The government is trying to strengthen security. Ten years ago, if people saw the army in airports, you'd think it's crazy. Now if you see them in airports, ports, and tourist areas, people feel safe.
What is the government doing to prepare against a bird flu epidemic?
We have already made a lot of efforts to contain the problems -- [we have] already informed all international organizations, and in Geneva we are the country that is prepared to give the real picture on what is happening and give information to all the world and ask for international cooperation. We need more than $150 million to make all the preparations.
In the last two days we have had Cabinet-level meetings. Indonesia is trying to put more medical supplies in place -- there's not enough. We expect a patent to be given to Indonesia and will ask our Minister of Health to make a formal request [to Roche, makers of Tamiflu.]
Why has privatization been so slow?
Prices are very low, we would like to see the markets get better.
But you said earlier the stock market is the second-best performing and the economy, the third-best performing in the region.

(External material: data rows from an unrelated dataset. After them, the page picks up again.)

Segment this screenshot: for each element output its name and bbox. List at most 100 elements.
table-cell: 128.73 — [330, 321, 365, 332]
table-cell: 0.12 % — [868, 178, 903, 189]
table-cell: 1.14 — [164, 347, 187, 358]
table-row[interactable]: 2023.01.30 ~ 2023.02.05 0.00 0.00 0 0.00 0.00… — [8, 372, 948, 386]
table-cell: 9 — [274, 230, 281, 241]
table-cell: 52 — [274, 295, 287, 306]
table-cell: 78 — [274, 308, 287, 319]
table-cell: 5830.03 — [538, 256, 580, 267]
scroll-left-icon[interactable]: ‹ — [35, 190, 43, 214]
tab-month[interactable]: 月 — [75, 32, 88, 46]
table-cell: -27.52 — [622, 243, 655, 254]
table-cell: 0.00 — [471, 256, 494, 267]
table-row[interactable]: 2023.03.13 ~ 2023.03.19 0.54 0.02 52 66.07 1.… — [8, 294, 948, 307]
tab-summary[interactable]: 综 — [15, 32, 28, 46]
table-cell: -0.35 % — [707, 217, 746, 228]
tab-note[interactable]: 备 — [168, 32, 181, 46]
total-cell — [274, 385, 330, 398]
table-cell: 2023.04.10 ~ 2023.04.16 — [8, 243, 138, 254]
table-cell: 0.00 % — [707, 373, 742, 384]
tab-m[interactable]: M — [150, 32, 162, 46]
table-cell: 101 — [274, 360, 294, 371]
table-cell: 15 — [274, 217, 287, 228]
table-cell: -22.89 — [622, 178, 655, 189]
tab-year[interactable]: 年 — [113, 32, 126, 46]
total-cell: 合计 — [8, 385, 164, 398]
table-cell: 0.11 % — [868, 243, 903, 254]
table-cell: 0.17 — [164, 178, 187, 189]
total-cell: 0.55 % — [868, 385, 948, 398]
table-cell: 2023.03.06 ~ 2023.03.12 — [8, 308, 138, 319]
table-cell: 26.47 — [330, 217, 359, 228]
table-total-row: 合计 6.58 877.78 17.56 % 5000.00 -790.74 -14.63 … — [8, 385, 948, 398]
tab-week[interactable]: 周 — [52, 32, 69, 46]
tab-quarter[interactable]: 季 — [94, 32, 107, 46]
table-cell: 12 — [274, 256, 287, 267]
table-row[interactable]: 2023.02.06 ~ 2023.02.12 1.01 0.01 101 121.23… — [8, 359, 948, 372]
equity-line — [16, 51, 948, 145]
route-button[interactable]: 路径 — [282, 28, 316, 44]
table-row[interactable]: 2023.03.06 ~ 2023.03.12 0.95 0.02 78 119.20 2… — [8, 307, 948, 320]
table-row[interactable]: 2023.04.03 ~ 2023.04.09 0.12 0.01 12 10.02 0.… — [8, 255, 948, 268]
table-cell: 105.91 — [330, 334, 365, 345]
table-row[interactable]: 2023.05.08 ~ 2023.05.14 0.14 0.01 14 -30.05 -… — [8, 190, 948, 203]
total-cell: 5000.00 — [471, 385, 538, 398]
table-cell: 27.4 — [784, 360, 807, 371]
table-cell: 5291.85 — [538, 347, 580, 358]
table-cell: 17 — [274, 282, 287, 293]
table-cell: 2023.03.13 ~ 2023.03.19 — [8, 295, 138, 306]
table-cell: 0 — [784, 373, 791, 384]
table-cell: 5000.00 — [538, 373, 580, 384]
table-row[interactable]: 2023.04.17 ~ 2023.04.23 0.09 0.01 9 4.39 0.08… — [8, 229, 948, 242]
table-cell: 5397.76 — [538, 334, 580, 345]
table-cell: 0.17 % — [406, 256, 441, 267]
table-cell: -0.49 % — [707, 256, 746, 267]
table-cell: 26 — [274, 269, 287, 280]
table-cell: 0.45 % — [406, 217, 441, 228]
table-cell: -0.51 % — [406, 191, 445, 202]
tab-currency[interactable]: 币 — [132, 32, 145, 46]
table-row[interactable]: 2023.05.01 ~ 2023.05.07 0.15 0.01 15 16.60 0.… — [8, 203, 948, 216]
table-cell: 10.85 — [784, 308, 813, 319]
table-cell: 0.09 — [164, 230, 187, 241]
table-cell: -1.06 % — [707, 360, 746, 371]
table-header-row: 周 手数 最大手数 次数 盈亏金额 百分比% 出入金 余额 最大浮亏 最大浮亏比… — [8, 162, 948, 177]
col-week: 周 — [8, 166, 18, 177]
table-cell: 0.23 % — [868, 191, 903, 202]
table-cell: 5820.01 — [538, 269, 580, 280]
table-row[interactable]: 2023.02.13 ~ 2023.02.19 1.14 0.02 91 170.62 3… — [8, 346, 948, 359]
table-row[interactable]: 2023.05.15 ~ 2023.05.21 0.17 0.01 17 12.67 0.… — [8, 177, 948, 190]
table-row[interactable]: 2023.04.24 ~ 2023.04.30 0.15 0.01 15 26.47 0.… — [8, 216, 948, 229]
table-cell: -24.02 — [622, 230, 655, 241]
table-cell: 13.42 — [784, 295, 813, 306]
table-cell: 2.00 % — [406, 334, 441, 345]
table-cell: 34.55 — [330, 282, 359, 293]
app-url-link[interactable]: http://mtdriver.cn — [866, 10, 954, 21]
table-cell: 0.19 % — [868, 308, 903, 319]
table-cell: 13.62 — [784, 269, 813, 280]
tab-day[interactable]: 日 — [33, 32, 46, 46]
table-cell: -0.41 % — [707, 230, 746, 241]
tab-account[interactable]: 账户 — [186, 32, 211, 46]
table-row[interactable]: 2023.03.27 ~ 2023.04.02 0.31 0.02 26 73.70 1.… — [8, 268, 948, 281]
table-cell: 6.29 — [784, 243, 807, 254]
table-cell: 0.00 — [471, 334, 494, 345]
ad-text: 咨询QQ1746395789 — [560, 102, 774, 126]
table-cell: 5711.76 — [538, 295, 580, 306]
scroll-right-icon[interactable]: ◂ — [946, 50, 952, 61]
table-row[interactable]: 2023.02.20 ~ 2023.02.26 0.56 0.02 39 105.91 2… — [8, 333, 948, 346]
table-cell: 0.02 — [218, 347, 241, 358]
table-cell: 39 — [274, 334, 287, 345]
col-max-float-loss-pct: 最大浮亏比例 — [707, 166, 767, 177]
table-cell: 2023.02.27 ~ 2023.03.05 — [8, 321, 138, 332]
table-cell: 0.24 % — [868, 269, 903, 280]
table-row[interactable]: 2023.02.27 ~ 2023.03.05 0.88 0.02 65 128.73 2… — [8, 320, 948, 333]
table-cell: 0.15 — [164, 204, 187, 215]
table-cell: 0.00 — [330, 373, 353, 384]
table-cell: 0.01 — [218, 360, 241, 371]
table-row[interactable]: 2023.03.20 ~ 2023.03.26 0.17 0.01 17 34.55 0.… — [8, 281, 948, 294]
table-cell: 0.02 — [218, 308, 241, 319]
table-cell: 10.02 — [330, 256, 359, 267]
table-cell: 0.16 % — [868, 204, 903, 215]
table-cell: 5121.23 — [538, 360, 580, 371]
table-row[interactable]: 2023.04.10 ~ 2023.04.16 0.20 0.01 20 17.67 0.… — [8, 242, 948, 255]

We're waiting for a time when the price-earnings ratios become better for government-owned companies. Our target next year is 1 trillion rupiah from privatizations from strategic investors, not including IPOs. We have asked the State-Owned Enterprises Department Minister to streamline all the companies. There are now more than 160 SOEs. We would like to reduce to [them to] 60 -- some companies are to be sold, some will be merged.

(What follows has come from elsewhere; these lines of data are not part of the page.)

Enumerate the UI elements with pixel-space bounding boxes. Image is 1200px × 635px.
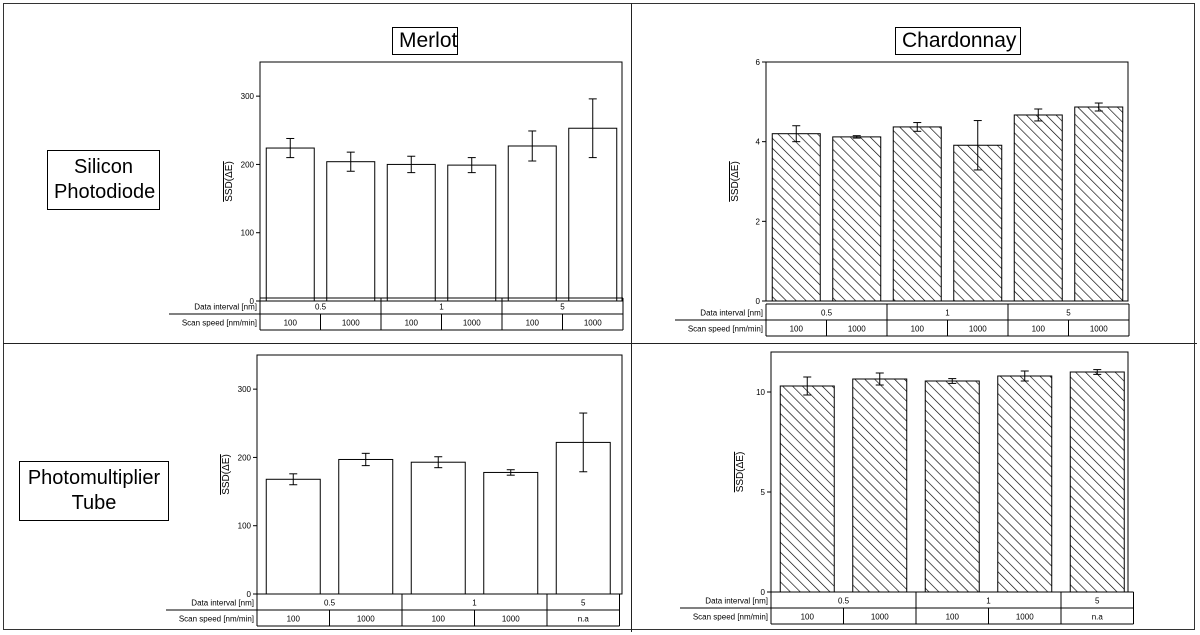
bar	[779, 385, 835, 593]
scan-speed-value: 1000	[969, 325, 987, 334]
y-tick-label: 100	[238, 522, 252, 531]
data-interval-value: 1	[439, 303, 444, 312]
table-row-label-data-interval: Data interval [nm]	[191, 599, 254, 608]
bar	[447, 164, 497, 302]
y-tick-label: 300	[238, 385, 252, 394]
bar	[483, 471, 539, 595]
bar	[386, 163, 436, 302]
row-label-line-1: Silicon	[74, 156, 133, 178]
scan-speed-value: 1000	[502, 615, 520, 624]
table-row-label-data-interval: Data interval [nm]	[700, 309, 763, 318]
scan-speed-value: 1000	[584, 319, 602, 328]
scan-speed-value: 100	[1032, 325, 1046, 334]
row-label-line-1: Photomultiplier	[27, 467, 161, 489]
table-row-label-data-interval: Data interval [nm]	[705, 597, 768, 606]
scan-speed-value: 1000	[1016, 613, 1034, 622]
bar	[326, 161, 376, 302]
bar	[1069, 371, 1125, 593]
figure-frame	[3, 3, 1195, 630]
bar	[892, 126, 942, 302]
bar	[1074, 106, 1124, 302]
y-tick-label: 2	[756, 217, 761, 226]
scan-speed-value: 1000	[357, 615, 375, 624]
data-interval-value: 0.5	[838, 597, 850, 606]
table-row-label-scan-speed: Scan speed [nm/min]	[182, 319, 257, 328]
table-row-label-scan-speed: Scan speed [nm/min]	[179, 615, 254, 624]
bar	[852, 378, 908, 593]
scan-speed-value: 100	[405, 319, 419, 328]
scan-speed-value: 1000	[848, 325, 866, 334]
data-interval-value: 0.5	[315, 303, 327, 312]
scan-speed-value: n.a	[578, 615, 590, 624]
y-axis-label: SSD(ΔE)	[735, 452, 746, 493]
quadrant-divider-vertical	[631, 3, 632, 632]
quadrant-divider-horizontal	[3, 343, 1197, 344]
y-tick-label: 0	[250, 297, 255, 306]
title-merlot: Merlot	[392, 27, 458, 55]
scan-speed-value: 100	[946, 613, 960, 622]
y-tick-label: 0	[761, 588, 766, 597]
bar	[338, 458, 394, 595]
table-row-label-scan-speed: Scan speed [nm/min]	[693, 613, 768, 622]
plot-frame	[259, 61, 623, 302]
data-interval-value: 5	[1066, 309, 1071, 318]
row-label-silicon-photodiode: Silicon Photodiode	[47, 150, 160, 210]
y-tick-label: 6	[756, 58, 761, 67]
bar	[997, 375, 1053, 593]
title-chardonnay: Chardonnay	[895, 27, 1021, 55]
bar	[924, 380, 980, 593]
table-row-label-scan-speed: Scan speed [nm/min]	[688, 325, 763, 334]
data-interval-value: 5	[1095, 597, 1100, 606]
data-interval-value: 5	[581, 599, 586, 608]
chart-merlot-pmt: 0 100 200 300 SSD(ΔE) Data interval [nm] Scan …	[166, 354, 623, 627]
y-tick-label: 0	[756, 297, 761, 306]
y-tick-label: 0	[247, 590, 252, 599]
scan-speed-value: 100	[287, 615, 301, 624]
data-interval-value: 1	[945, 309, 950, 318]
bar	[771, 133, 821, 302]
data-interval-value: 0.5	[821, 309, 833, 318]
scan-speed-value: 1000	[342, 319, 360, 328]
scan-speed-value: 1000	[871, 613, 889, 622]
y-tick-label: 10	[756, 388, 765, 397]
bar	[1013, 114, 1063, 302]
y-tick-label: 200	[238, 453, 252, 462]
bar	[832, 136, 882, 302]
data-interval-value: 1	[472, 599, 477, 608]
table-row-label-data-interval: Data interval [nm]	[194, 303, 257, 312]
chart-merlot-silicon: 0 100 200 300 SSD(ΔE) Data interval [nm] Scan …	[169, 61, 624, 331]
y-tick-label: 200	[241, 160, 255, 169]
y-axis-label: SSD(ΔE)	[224, 161, 235, 202]
data-interval-value: 5	[560, 303, 565, 312]
data-interval-value: 1	[986, 597, 991, 606]
plot-frame	[765, 61, 1129, 302]
y-axis-label: SSD(ΔE)	[221, 454, 232, 495]
bar	[410, 461, 466, 595]
scan-speed-value: n.a	[1092, 613, 1104, 622]
y-axis-label: SSD(ΔE)	[730, 161, 741, 202]
scan-speed-value: 100	[911, 325, 925, 334]
data-interval-value: 0.5	[324, 599, 336, 608]
scan-speed-value: 100	[284, 319, 298, 328]
scan-speed-value: 1000	[463, 319, 481, 328]
y-tick-label: 100	[241, 229, 255, 238]
y-tick-label: 5	[761, 488, 766, 497]
chart-chardonnay-silicon: 0 2 4 6 SSD(ΔE) Data interval [nm] Scan speed …	[675, 58, 1130, 337]
row-label-photomultiplier-tube: Photomultiplier Tube	[19, 461, 169, 521]
scan-speed-value: 1000	[1090, 325, 1108, 334]
row-label-line-2: Tube	[71, 492, 117, 514]
scan-speed-value: 100	[432, 615, 446, 624]
scan-speed-value: 100	[790, 325, 804, 334]
bar	[265, 478, 321, 595]
chart-chardonnay-pmt: 0 5 10 SSD(ΔE) Data interval [nm] Scan speed …	[680, 351, 1134, 625]
scan-speed-value: 100	[526, 319, 540, 328]
bar	[507, 145, 557, 302]
scan-speed-value: 100	[801, 613, 815, 622]
row-label-line-2: Photodiode	[54, 181, 156, 203]
bar	[265, 147, 315, 302]
y-tick-label: 4	[756, 138, 761, 147]
y-tick-label: 300	[241, 92, 255, 101]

Can you comment on speculation that you might lose your job in a Cabinet reshuffle?
It's all speculation, there's no certainty about this. Whoever becomes Finance Minister or Coordinating Minister has an easy job because the basic groundwork is already done.
How is Indonesia leveraging on China's rapid growth?
We expect [that] China, [flush] with all the foreign exchange, would like to invest somewhere, and Indonesia is one of best countries to invest in. For example, [Nov. 15] in Jakarta, I received 500 businessmen accompanying the party secretary of Guangdong province and signed $800 million worth of cooperation agreements with Indonesia.